Surat Perintah Penangkapan oleh ICC untuk Pemimpin Taliban

Surat Perintah Penangkapan oleh ICC untuk Pemimpin Taliban

urbanvibe.id – Mahkamah Pidana Internasional (ICC) telah mengeluarkan surat perintah penangkapan terhadap dua pemimpin tertinggi Taliban. Hal ini terkait dugaan penganiayaan sistematis terhadap perempuan dan anak perempuan di Afganistan sejak Taliban mengambil alih kekuasaan pada Agustus 2021.

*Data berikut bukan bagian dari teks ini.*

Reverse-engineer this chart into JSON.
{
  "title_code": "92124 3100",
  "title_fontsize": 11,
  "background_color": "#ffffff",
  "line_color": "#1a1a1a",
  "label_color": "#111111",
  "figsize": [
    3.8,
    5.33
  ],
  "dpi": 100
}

Surat perintah tersebut muncul setelah adanya penilaian yang menunjukkan potensi kejahatan kemanusiaan yang dilakukan oleh Taliban selama periode tersebut. ICC menyatakan bahwa tindakan ini bertentangan dengan hak asasi manusia yang mendasar.

Tuduhan Terhadap Petinggi Taliban

Menurut ICC, terdapat bukti yang menunjukkan keterlibatan pemimpin spiritual Taliban, Haibatullah Akhundzada, dan Ketua Mahkamah Agung, Abdul Hakim Haqqani, dalam penganiayaan berbasis gender. Ini mencakup tindakan yang merampas hak mendasar perempuan dan anak perempuan.

ICC mengecam Taliban karena secara spesifik menargetkan perempuan dan anak perempuan, serta merusak hak-hak mereka dalam berbagai aspek, termasuk pendidikan dan kebebasan bergerak. Hakim ICC menyoroti pentingnya hak atas pendidikan dan privasi dalam konteks ini.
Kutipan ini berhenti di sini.